From UPSC perspective, the following things are important :
Prelims level : Indian Constitution and its drafting
Mains level : Read the attached story
- The Indian Constitution, renowned as the world’s lengthiest written Constitution, is not just a legal document but a treasure trove of artistic richness.
- It features intricate hand-painted images and elaborate borders across all its 22 parts, making it the most visually appealing Constitution globally.
Narrative Scheme of Paintings
- Historical Representation: The paintings within the Constitution depict various periods in Indian history, from the Indus Valley civilization to the freedom struggle. Additionally, scenes from the epic tales of Ramayana and Mahabharata are featured.
- Geographical Diversity: These illustrations also capture India’s diverse geography, from the desert with marching camels to the grandeur of the Himalayas.
The Appointment of Artists
- Selection of Nandalal Bose: Nandalal Bose, a renowned artist and close associate of Mahatma Gandhi, was entrusted with the task of illustrating the Constitution in October 1949, just before the final session of the Constituent Assembly.
- Collaborative Effort: Bose collaborated with family members, students, and fellow artists, including Kripal Singh Shekhawat, A Perumal, and Direndrakrishna Deb Burman.
- Calligraphy: While the Constitution itself was handwritten by calligrapher Prem Behari Narain Raizada in a flowing italic style, the Hindi version’s calligraphy was masterfully crafted by Vasant Krishan Vaidya.
Notable Artistic Contributions
- Preamble and National Emblem: The Preamble page features intricate patterns sketched by Beohar Rammanohar Sinha and bears his signature, while Dinanath Bhargava sketched the National Emblem, the Lion Capital of Ashoka.

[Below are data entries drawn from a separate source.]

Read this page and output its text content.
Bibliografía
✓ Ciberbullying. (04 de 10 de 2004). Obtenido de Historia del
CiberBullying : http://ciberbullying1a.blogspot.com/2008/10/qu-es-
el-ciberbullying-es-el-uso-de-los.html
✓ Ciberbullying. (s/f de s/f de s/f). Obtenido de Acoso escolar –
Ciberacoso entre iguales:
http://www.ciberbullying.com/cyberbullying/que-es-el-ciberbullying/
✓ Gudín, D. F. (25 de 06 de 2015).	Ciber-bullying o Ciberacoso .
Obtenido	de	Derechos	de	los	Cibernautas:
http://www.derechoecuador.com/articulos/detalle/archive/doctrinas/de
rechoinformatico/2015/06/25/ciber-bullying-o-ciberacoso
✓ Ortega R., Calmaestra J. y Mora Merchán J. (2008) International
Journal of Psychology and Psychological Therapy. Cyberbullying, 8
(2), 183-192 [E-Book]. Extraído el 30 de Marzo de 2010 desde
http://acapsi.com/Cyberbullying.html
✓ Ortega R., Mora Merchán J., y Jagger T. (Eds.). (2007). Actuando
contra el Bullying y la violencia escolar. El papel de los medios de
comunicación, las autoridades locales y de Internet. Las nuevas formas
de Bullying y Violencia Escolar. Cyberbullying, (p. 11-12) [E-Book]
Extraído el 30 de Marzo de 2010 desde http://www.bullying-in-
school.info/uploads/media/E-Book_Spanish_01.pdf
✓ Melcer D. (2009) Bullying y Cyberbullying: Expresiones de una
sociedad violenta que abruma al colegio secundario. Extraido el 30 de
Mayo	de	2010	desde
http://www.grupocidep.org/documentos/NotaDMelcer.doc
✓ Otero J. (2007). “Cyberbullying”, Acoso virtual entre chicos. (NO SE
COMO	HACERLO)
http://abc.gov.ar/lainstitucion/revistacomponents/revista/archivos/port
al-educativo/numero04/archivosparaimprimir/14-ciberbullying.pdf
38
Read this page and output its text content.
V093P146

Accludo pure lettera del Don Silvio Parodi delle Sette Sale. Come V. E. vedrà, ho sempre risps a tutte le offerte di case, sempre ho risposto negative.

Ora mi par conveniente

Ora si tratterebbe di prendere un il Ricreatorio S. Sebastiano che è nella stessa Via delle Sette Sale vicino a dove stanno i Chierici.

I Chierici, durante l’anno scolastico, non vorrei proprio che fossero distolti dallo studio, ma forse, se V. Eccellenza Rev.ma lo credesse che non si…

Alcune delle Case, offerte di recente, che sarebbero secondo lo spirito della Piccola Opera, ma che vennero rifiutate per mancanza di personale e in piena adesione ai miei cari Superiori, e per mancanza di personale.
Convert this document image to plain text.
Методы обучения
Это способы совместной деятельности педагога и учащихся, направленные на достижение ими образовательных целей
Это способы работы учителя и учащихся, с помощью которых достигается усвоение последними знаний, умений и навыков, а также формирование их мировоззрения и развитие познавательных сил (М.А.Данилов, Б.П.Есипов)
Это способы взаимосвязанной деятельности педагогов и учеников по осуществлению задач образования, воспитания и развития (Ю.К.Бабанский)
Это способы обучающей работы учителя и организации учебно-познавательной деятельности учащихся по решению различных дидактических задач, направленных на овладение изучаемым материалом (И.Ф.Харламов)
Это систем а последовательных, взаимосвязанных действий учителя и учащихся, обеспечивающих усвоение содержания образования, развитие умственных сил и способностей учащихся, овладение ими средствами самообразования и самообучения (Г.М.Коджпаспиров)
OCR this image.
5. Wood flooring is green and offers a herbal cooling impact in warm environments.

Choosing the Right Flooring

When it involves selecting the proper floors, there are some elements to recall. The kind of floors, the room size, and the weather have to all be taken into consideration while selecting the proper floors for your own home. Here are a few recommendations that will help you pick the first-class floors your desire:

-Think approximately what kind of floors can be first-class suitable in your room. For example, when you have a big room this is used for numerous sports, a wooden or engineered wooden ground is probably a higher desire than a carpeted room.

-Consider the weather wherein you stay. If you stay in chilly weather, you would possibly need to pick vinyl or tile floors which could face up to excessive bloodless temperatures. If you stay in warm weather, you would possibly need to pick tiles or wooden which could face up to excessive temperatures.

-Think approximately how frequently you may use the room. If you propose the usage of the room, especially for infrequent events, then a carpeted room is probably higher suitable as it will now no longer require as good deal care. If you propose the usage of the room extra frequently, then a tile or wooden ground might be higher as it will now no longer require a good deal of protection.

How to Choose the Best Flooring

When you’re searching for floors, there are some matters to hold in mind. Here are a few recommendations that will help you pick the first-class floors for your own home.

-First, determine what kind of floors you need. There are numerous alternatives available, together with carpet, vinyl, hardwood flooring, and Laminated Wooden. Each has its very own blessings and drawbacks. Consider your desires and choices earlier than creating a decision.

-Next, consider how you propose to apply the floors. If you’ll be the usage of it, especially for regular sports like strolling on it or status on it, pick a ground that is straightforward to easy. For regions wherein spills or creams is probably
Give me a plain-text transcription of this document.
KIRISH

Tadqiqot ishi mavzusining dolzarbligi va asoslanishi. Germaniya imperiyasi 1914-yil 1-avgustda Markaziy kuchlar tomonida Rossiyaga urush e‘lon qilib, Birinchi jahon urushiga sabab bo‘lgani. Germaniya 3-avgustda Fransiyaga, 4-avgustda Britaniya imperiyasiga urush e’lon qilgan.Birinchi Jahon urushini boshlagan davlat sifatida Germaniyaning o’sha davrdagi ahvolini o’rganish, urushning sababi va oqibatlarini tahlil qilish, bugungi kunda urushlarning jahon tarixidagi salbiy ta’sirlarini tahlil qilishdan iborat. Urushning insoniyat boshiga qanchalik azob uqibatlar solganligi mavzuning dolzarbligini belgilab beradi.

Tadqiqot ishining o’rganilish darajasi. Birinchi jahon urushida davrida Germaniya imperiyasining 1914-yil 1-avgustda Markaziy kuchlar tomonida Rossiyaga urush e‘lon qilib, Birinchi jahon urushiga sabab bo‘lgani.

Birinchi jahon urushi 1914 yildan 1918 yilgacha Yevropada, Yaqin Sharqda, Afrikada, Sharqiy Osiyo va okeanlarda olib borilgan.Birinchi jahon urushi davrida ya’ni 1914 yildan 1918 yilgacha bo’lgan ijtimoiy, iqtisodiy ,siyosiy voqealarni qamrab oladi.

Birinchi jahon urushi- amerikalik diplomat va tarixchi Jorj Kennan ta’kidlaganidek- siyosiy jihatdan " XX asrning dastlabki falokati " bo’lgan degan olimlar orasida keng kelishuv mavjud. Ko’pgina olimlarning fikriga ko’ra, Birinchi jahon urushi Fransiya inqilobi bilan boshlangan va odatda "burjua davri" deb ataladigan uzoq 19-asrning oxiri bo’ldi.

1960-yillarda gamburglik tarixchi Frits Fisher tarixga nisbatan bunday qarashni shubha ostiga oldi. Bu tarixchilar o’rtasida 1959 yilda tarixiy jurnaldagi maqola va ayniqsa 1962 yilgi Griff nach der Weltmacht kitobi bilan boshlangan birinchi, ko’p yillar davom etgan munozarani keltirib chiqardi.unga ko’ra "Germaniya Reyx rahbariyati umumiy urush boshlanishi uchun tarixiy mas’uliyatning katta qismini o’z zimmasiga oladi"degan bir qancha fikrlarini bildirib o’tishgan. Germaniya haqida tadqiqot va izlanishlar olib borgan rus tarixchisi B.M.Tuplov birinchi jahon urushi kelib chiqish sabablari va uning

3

- Payment for Artists: Records suggest that the artists who painted the historical scenes were paid Rs 25 for each page.
Ideation of Artwork
- No Direct Correlation: Nandalal Bose’s artwork in the Constitution does not have a direct correlation with the text, as he did not illustrate the content of the Constitution itself. Instead, he crafted a visual narrative of India’s history as he envisioned it.
- Changes and Adjustments: A preliminary plan was drawn up for the artwork, which underwent changes with additions and deletions. For instance, a scene featuring ‘portraits of Akbar and Shahjahan with Mughal architecture’ was replaced with an image of Akbar.
Borrowing from History and Religion
- Diverse Representations: The artwork includes depictions of the Bull Seal from the Indus Valley region, scenes from the lives of hermits and ascetics, Buddha in meditation, Mahavir, sculptures from Mahabalipuram, and the descent of the Ganga to Earth.
- Incorporating Epics: Scenes from the Mahabharata and Ramayana are featured in the artwork, symbolizing India’s rich mythological heritage.
- Homage to Tagore: Three landscapes within the Constitution pay tribute to Nobel Laureate Rabindranath Tagore and his composition of the National Anthem, celebrating India’s diverse geographical landscapes.
Celebrating Monarchs and Freedom Fighters
- Emperor Ashoka: Part VII features Emperor Ashoka seated on an elephant, propagating Buddhism.
- King Vikramaditya and Tipu Sultan: Part IX showcases a scene from King Vikramaditya’s court, while Rani Lakshmibai of Jhansi shares the page with Tipu Sultan in Part XVI.
- Gandhi and Freedom Fighters: Mahatma Gandhi appears twice, leading the Dandi March and visiting Noakhali in Bangladesh. Subhas Chandra Bose is depicted saluting the flag with members of the Azad Hind Fauj.